On Thursday, at least, impending doom was easy to forget amid the luxurious trappings of Severance Hall in all its renovated splendor, virtually dripping with Art Deco finery. And the performance, with the bass-baritone Thomas Quasthoff in the title role, promised even greater rewards.

The oratorio, a venerable musical form for chorus and orchestra, emerged from Victorian England, which heaped fusty new works atop elephantine performances of great old works, with a bad rap. But "Elijah," for one, can sound urgent and compelling in the right hands, and Mr. Welser-Möst grabbed attention with a fleet opening and held it with fast pacing that nevertheless allowed the performance to breathe.

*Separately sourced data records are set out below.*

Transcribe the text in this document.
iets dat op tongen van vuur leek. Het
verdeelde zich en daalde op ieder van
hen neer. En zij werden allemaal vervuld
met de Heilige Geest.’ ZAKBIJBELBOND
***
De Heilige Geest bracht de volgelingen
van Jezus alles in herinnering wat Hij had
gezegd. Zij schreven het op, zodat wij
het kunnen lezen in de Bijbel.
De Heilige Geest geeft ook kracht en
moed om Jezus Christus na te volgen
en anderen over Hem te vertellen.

Asked in a preconcert discussion onstage why he had chosen the work for this occasion, Mr. Welser-Möst said, "There was a simple reason, and it has a name: Thomas Quasthoff." And indeed, Mr. Quasthoff is a natural choice for the role of the stormy prophet, or vice versa.

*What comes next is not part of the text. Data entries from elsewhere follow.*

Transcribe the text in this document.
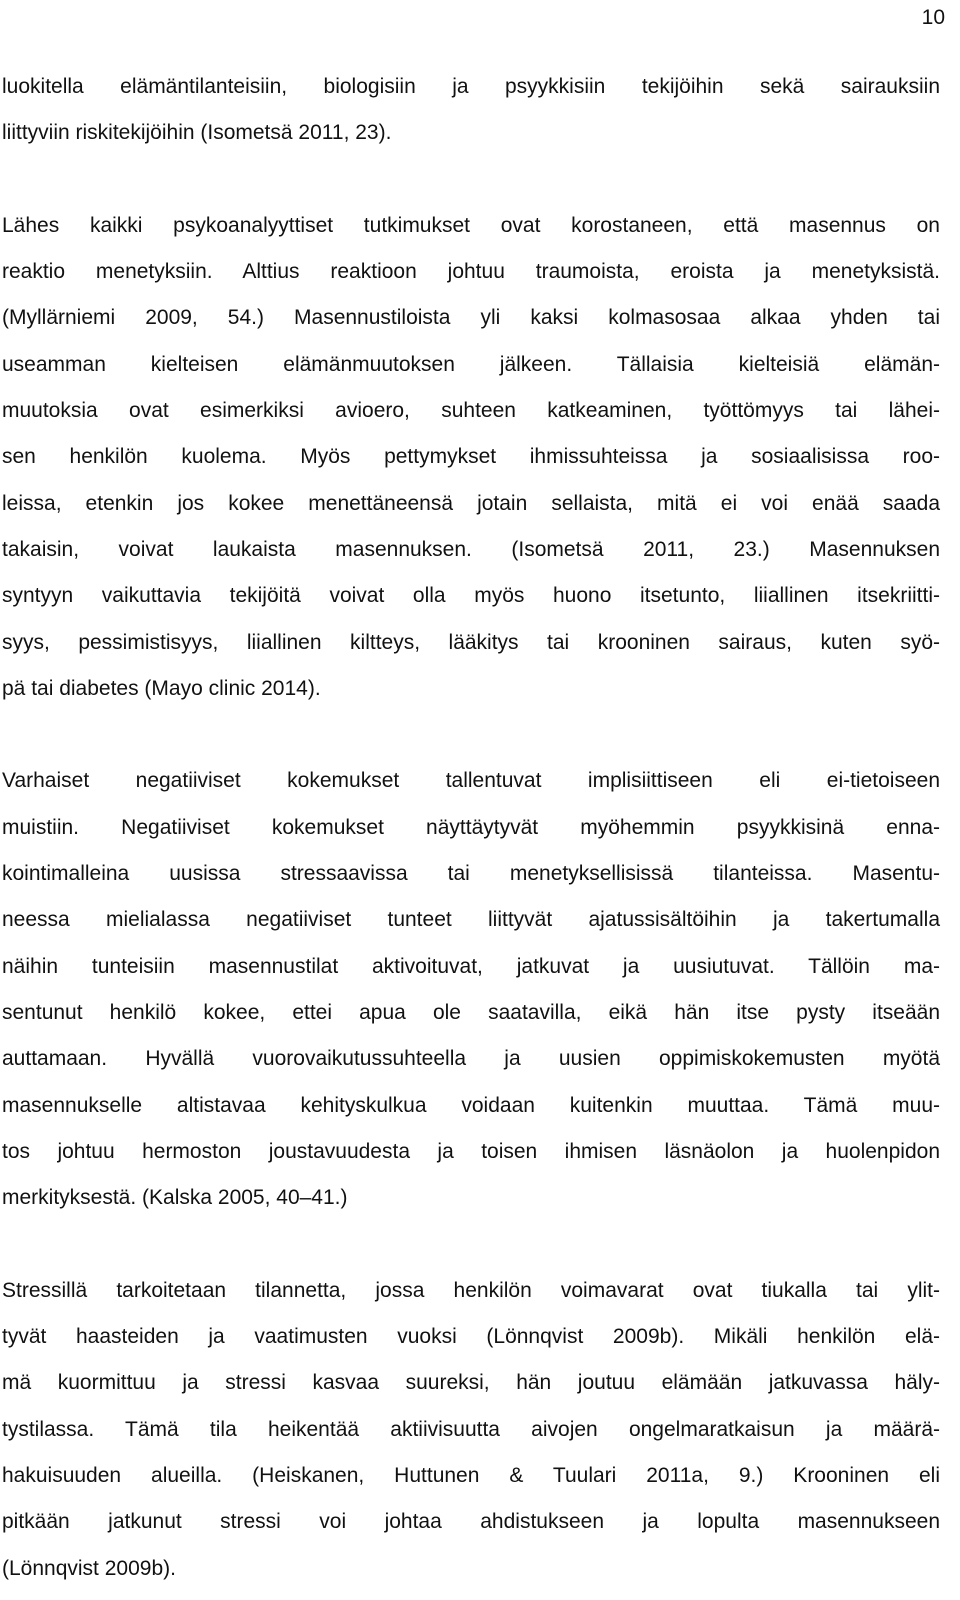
10
luokitella elämäntilanteisiin, biologisiin ja psyykkisiin tekijöihin sekä sairauksiin
liittyviin riskitekijöihin (Isometsä 2011, 23).
Lähes kaikki psykoanalyyttiset tutkimukset ovat korostaneen, että masennus on
reaktio menetyksiin. Alttius reaktioon johtuu traumoista, eroista ja menetyksistä.
(Myllärniemi 2009, 54.) Masennustiloista yli kaksi kolmasosaa alkaa yhden tai
useamman kielteisen elämänmuutoksen jälkeen. Tällaisia kielteisiä elämän-
muutoksia ovat esimerkiksi avioero, suhteen katkeaminen, työttömyys tai lähei-
sen henkilön kuolema. Myös pettymykset ihmissuhteissa ja sosiaalisissa roo-
leissa, etenkin jos kokee menettäneensä jotain sellaista, mitä ei voi enää saada
takaisin, voivat laukaista masennuksen. (Isometsä 2011, 23.) Masennuksen
syntyyn vaikuttavia tekijöitä voivat olla myös huono itsetunto, liiallinen itsekriitti-
syys, pessimistisyys, liiallinen kiltteys, lääkitys tai krooninen sairaus, kuten syö-
pä tai diabetes (Mayo clinic 2014).
Varhaiset negatiiviset kokemukset tallentuvat implisiittiseen eli ei-tietoiseen
muistiin. Negatiiviset kokemukset näyttäytyvät myöhemmin psyykkisinä enna-
kointimalleina uusissa stressaavissa tai menetyksellisissä tilanteissa. Masentu-
neessa mielialassa negatiiviset tunteet liittyvät ajatussisältöihin ja takertumalla
näihin tunteisiin masennustilat aktivoituvat, jatkuvat ja uusiutuvat. Tällöin ma-
sentunut henkilö kokee, ettei apua ole saatavilla, eikä hän itse pysty itseään
auttamaan. Hyvällä vuorovaikutussuhteella ja uusien oppimiskokemusten myötä
masennukselle altistavaa kehityskulkua voidaan kuitenkin muuttaa. Tämä muu-
tos johtuu hermoston joustavuudesta ja toisen ihmisen läsnäolon ja huolenpidon
merkityksestä. (Kalska 2005, 40–41.)
Stressillä tarkoitetaan tilannetta, jossa henkilön voimavarat ovat tiukalla tai ylit-
tyvät haasteiden ja vaatimusten vuoksi (Lönnqvist 2009b). Mikäli henkilön elä-
mä kuormittuu ja stressi kasvaa suureksi, hän joutuu elämään jatkuvassa häly-
tystilassa. Tämä tila heikentää aktiivisuutta aivojen ongelmaratkaisun ja määrä-
hakuisuuden alueilla. (Heiskanen, Huttunen & Tuulari 2011a, 9.) Krooninen eli
pitkään jatkunut stressi voi johtaa ahdistukseen ja lopulta masennukseen
(Lönnqvist 2009b).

Although one hesitates to engage in two-bit psychologizing, Mr. Quasthoff, physically deformed from birth, has shown a deep affinity for music that sears the soul, whether it evokes alienation in Schubert's song cycle "Winterreise" or martial bravado in Mahler's cycle "Des Knaben Wunderhorn." And he brought both tremendous force and poignant consolation to a portrayal bathed in warmth and humanity.

The choice of Mr. Quasthoff had other consequences, as Mr. Welser-Möst also explained. Since Mr. Quasthoff sings the role only in German, that is how it was presented: thus, "Elias." There is further justification for this practice, not uncommon in Europe, in that Mendelssohn wrote the work in German, though its premiere was given in English, in Birmingham, England, in 1846.

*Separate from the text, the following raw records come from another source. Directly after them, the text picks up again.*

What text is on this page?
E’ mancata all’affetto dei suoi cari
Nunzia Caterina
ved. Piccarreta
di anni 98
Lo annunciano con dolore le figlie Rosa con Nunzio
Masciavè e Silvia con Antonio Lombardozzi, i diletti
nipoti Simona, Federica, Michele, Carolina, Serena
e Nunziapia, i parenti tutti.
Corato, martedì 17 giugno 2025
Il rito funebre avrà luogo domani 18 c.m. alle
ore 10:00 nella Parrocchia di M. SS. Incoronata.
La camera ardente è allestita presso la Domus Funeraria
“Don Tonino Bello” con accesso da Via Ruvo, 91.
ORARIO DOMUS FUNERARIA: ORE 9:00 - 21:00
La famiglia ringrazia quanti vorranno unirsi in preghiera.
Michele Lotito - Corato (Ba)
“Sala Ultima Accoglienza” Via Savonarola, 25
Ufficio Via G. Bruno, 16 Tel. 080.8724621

Still, because the music addresses the words so plainly and eloquently, it was too bad that the audience here missed that direct connection. It was also too bad for the Cleveland Orchestra Chorus - an amateur group, but a fine one - which could surely have articulated the text better and more easily in English.

The chorus is the other hero in "Elijah," and the this chorus, 170 strong, was impressive in its corporate sound, whether in full-throated fortissimos or intense pianissimos, though individual lines betrayed much unevenness in vocal quality, hardly surprising in an amateur group. Its first sound packed a mighty wallop in a hall that also improved acoustically with that 2000 renovation.

But the Cleveland Orchestra is not one to be upstaged, and its performance was all the more striking for its overall restraint and subtlety. This has long been one of the finest Mendelssohn orchestras anywhere (especially under Mr. Welser-Möst's immediate predecessor, Christoph von Dohnanyi), able to skitter or sing like few others, and it can shout as needed without becoming raucous or strident.

It was also a special pleasure to hear for the first time the big E. M. Skinner pipe organ, restored to its rightful place after the renovation. In its lower registers it is an instrument as much felt as heard, something no electronic instrument can match.

Of the other vocalists, Susan Platts, a mezzo-soprano, was the most consistently satisfying, with a lush, dark tone. John Mark Ainsley, a tenor, made a strong start but seemed to weary in his final aria.

"Elijah," it seems safe to say, will be presented again on Saturday, and other Cleveland orchestra concerts will follow over the next month. Beyond that, even Elijah couldn't foresee.